Unter dem Motto: „Keep it simple” möchte ich zum Abschluss meines Editorials auf eine Arbeit zu Intraokularlinsen von Vinciguerra R et al. aus Mailand (Italien) hinweisen. Im „Journal of Cataract & Refractive Surgery” berichten die Autoren über eine prospektive, vergleichende Studie an jeweils 30 Probanden. Ziel war es die Zufriedenheit und den binokularen Intermediärvisus zu vergleichen. Die eine Gruppe hatte eine Zielrefraktion von ‑0,5 dpt, die andere von Emmetropie. Der Intermediärvisus war in der zweiten Gruppe signifikant besser, ebenso der subjektive Nah- und Intermediärvisus sowie die Brillenfreiheit.

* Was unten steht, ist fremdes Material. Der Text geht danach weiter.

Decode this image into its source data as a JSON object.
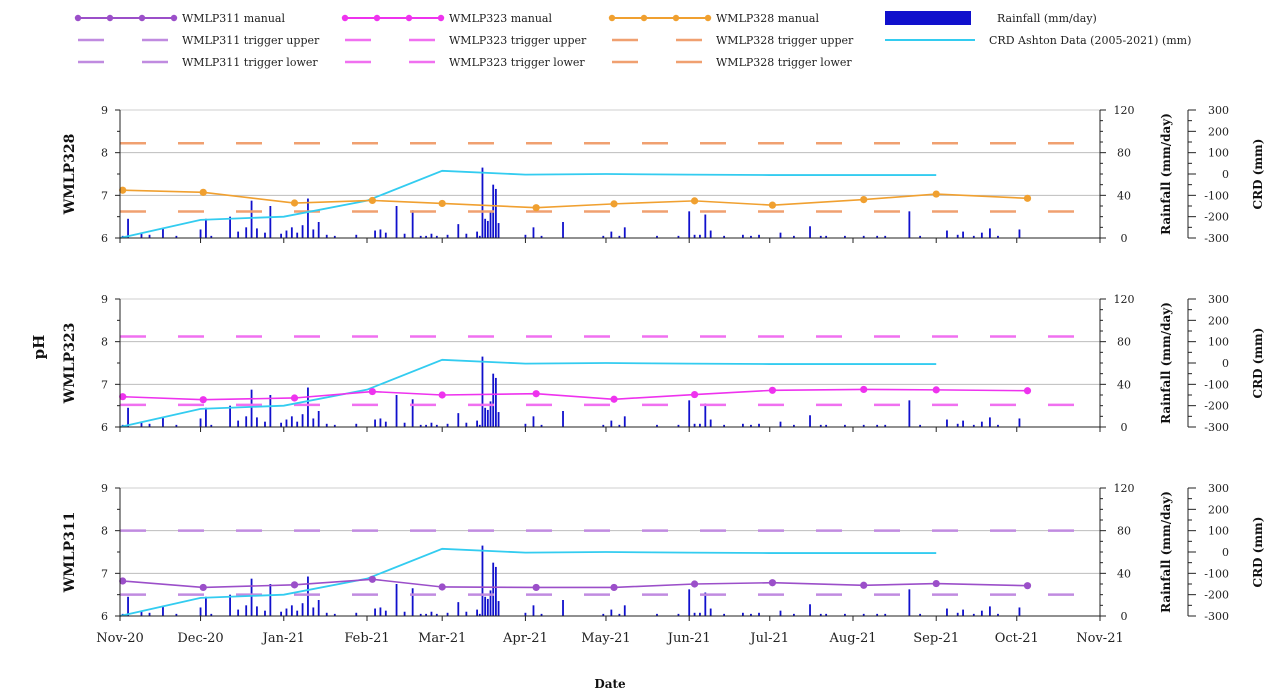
{
  "chart_data": {
    "type": "line",
    "shared": {
      "x_tick_labels": [
        "Nov-20",
        "Dec-20",
        "Jan-21",
        "Feb-21",
        "Mar-21",
        "Apr-21",
        "May-21",
        "Jun-21",
        "Jul-21",
        "Aug-21",
        "Sep-21",
        "Oct-21",
        "Nov-21"
      ],
      "x_tick_dates": [
        "2020-11-01",
        "2020-12-01",
        "2021-01-01",
        "2021-02-01",
        "2021-03-01",
        "2021-04-01",
        "2021-05-01",
        "2021-06-01",
        "2021-07-01",
        "2021-08-01",
        "2021-09-01",
        "2021-10-01",
        "2021-11-01"
      ],
      "xlim": [
        "2020-11-01",
        "2021-11-01"
      ],
      "xlabel": "Date",
      "ylabel_main": "pH",
      "ylim_ph": [
        6,
        9
      ],
      "yticks_ph": [
        6,
        7,
        8,
        9
      ],
      "ylabel_rain": "Rainfall (mm/day)",
      "ylim_rain": [
        0,
        120
      ],
      "yticks_rain": [
        0,
        40,
        80,
        120
      ],
      "ylabel_crd": "CRD (mm)",
      "ylim_crd": [
        -300,
        300
      ],
      "yticks_crd": [
        -300,
        -200,
        -100,
        0,
        100,
        200,
        300
      ],
      "grid": "horizontal at pH 7 and 8",
      "legend_position": "top"
    },
    "legend": [
      {
        "label": "WMLP311 manual",
        "style": "line-marker",
        "color": "#9b4fc9"
      },
      {
        "label": "WMLP323 manual",
        "style": "line-marker",
        "color": "#ee33ee"
      },
      {
        "label": "WMLP328 manual",
        "style": "line-marker",
        "color": "#f0a030"
      },
      {
        "label": "Rainfall (mm/day)",
        "style": "bar",
        "color": "#1010cc"
      },
      {
        "label": "WMLP311 trigger upper",
        "style": "dash",
        "color": "#c08be0"
      },
      {
        "label": "WMLP323 trigger upper",
        "style": "dash",
        "color": "#f070f0"
      },
      {
        "label": "WMLP328 trigger upper",
        "style": "dash",
        "color": "#f0a070"
      },
      {
        "label": "CRD Ashton Data (2005-2021) (mm)",
        "style": "line",
        "color": "#33ccf0"
      },
      {
        "label": "WMLP311 trigger lower",
        "style": "dash",
        "color": "#c08be0"
      },
      {
        "label": "WMLP323 trigger lower",
        "style": "dash",
        "color": "#f070f0"
      },
      {
        "label": "WMLP328 trigger lower",
        "style": "dash",
        "color": "#f0a070"
      }
    ],
    "rainfall": {
      "dates": [
        "2020-11-02",
        "2020-11-04",
        "2020-11-09",
        "2020-11-12",
        "2020-11-17",
        "2020-11-22",
        "2020-12-01",
        "2020-12-03",
        "2020-12-05",
        "2020-12-12",
        "2020-12-15",
        "2020-12-18",
        "2020-12-20",
        "2020-12-22",
        "2020-12-25",
        "2020-12-27",
        "2020-12-31",
        "2021-01-02",
        "2021-01-04",
        "2021-01-06",
        "2021-01-08",
        "2021-01-10",
        "2021-01-12",
        "2021-01-14",
        "2021-01-17",
        "2021-01-20",
        "2021-01-28",
        "2021-02-04",
        "2021-02-06",
        "2021-02-08",
        "2021-02-12",
        "2021-02-15",
        "2021-02-18",
        "2021-02-21",
        "2021-02-23",
        "2021-02-25",
        "2021-02-27",
        "2021-03-03",
        "2021-03-07",
        "2021-03-10",
        "2021-03-14",
        "2021-03-15",
        "2021-03-16",
        "2021-03-17",
        "2021-03-18",
        "2021-03-19",
        "2021-03-20",
        "2021-03-21",
        "2021-03-22",
        "2021-04-01",
        "2021-04-04",
        "2021-04-07",
        "2021-04-15",
        "2021-04-30",
        "2021-05-03",
        "2021-05-06",
        "2021-05-08",
        "2021-05-20",
        "2021-05-28",
        "2021-06-01",
        "2021-06-03",
        "2021-06-05",
        "2021-06-07",
        "2021-06-09",
        "2021-06-14",
        "2021-06-21",
        "2021-06-24",
        "2021-06-27",
        "2021-07-05",
        "2021-07-10",
        "2021-07-16",
        "2021-07-20",
        "2021-07-22",
        "2021-07-29",
        "2021-08-05",
        "2021-08-10",
        "2021-08-13",
        "2021-08-22",
        "2021-08-26",
        "2021-09-05",
        "2021-09-09",
        "2021-09-11",
        "2021-09-15",
        "2021-09-18",
        "2021-09-21",
        "2021-09-24",
        "2021-10-02"
      ],
      "values": [
        2,
        18,
        4,
        3,
        9,
        2,
        8,
        18,
        2,
        20,
        6,
        10,
        35,
        9,
        5,
        30,
        4,
        7,
        10,
        5,
        12,
        37,
        8,
        15,
        3,
        2,
        3,
        7,
        8,
        5,
        30,
        4,
        26,
        2,
        2,
        4,
        2,
        3,
        13,
        4,
        6,
        2,
        66,
        18,
        16,
        24,
        50,
        46,
        14,
        3,
        10,
        2,
        15,
        2,
        6,
        2,
        10,
        2,
        2,
        25,
        3,
        3,
        22,
        7,
        2,
        3,
        2,
        3,
        5,
        2,
        11,
        2,
        2,
        2,
        2,
        2,
        2,
        25,
        2,
        7,
        3,
        6,
        2,
        5,
        9,
        2,
        8
      ]
    },
    "crd": {
      "name": "CRD Ashton Data (2005-2021) (mm)",
      "dates": [
        "2020-11-01",
        "2020-12-01",
        "2021-01-01",
        "2021-02-01",
        "2021-03-01",
        "2021-04-01",
        "2021-05-01",
        "2021-06-01",
        "2021-07-01",
        "2021-08-01",
        "2021-09-01"
      ],
      "values": [
        -300,
        -215,
        -200,
        -125,
        15,
        -3,
        0,
        -3,
        -5,
        -5,
        -5
      ]
    },
    "panels": [
      {
        "title": "WMLP328",
        "manual_series": {
          "name": "WMLP328 manual",
          "color": "#f0a030",
          "dates": [
            "2020-11-02",
            "2020-12-02",
            "2021-01-05",
            "2021-02-03",
            "2021-03-01",
            "2021-04-05",
            "2021-05-04",
            "2021-06-03",
            "2021-07-02",
            "2021-08-05",
            "2021-09-01",
            "2021-10-05"
          ],
          "values": [
            7.12,
            7.07,
            6.82,
            6.88,
            6.81,
            6.71,
            6.8,
            6.87,
            6.77,
            6.9,
            7.03,
            6.93
          ]
        },
        "trigger_upper": 8.22,
        "trigger_lower": 6.62,
        "trigger_color": "#f0a070"
      },
      {
        "title": "WMLP323",
        "manual_series": {
          "name": "WMLP323 manual",
          "color": "#ee33ee",
          "dates": [
            "2020-11-02",
            "2020-12-02",
            "2021-01-05",
            "2021-02-03",
            "2021-03-01",
            "2021-04-05",
            "2021-05-04",
            "2021-06-03",
            "2021-07-02",
            "2021-08-05",
            "2021-09-01",
            "2021-10-05"
          ],
          "values": [
            6.71,
            6.64,
            6.68,
            6.83,
            6.75,
            6.78,
            6.65,
            6.76,
            6.86,
            6.88,
            6.87,
            6.85
          ]
        },
        "trigger_upper": 8.12,
        "trigger_lower": 6.52,
        "trigger_color": "#f070f0"
      },
      {
        "title": "WMLP311",
        "manual_series": {
          "name": "WMLP311 manual",
          "color": "#9b4fc9",
          "dates": [
            "2020-11-02",
            "2020-12-02",
            "2021-01-05",
            "2021-02-03",
            "2021-03-01",
            "2021-04-05",
            "2021-05-04",
            "2021-06-03",
            "2021-07-02",
            "2021-08-05",
            "2021-09-01",
            "2021-10-05"
          ],
          "values": [
            6.82,
            6.67,
            6.73,
            6.86,
            6.68,
            6.67,
            6.67,
            6.75,
            6.78,
            6.72,
            6.76,
            6.71
          ]
        },
        "trigger_upper": 8.0,
        "trigger_lower": 6.5,
        "trigger_color": "#c08be0"
      }
    ]
  }
}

Die Arbeit zeigt, wie ohne hohen Kostenaufwand für den Patienten eine signifikante Verbesserung im Alltag erzielt werden kann. Wir sollten folglich bei jeder Kataraktoperation immer mit den Patienten ihre individuellen Bedürfnisse besprechen und nicht vergessen, dass eine kleine Kursänderung weg vom gewohnten Fahrwasser für den Patienten einen großen Gewinn mit sich bringen können.
In diesem Sinne wünscht Ihnen das ganze Team von Kompakt Ophtahlmologie einen goldenen Oktober.
Ihr Detlef Holland
P.S.: Das späte Erscheinen des Oktober-Editorials bitte ich aufgrund meine persönlichen Kursänderung in Richtung eines neuen augenärztlichen Hafens meinerseits mit meinem neuen Augenzentrum.ONE zu entschuldigen.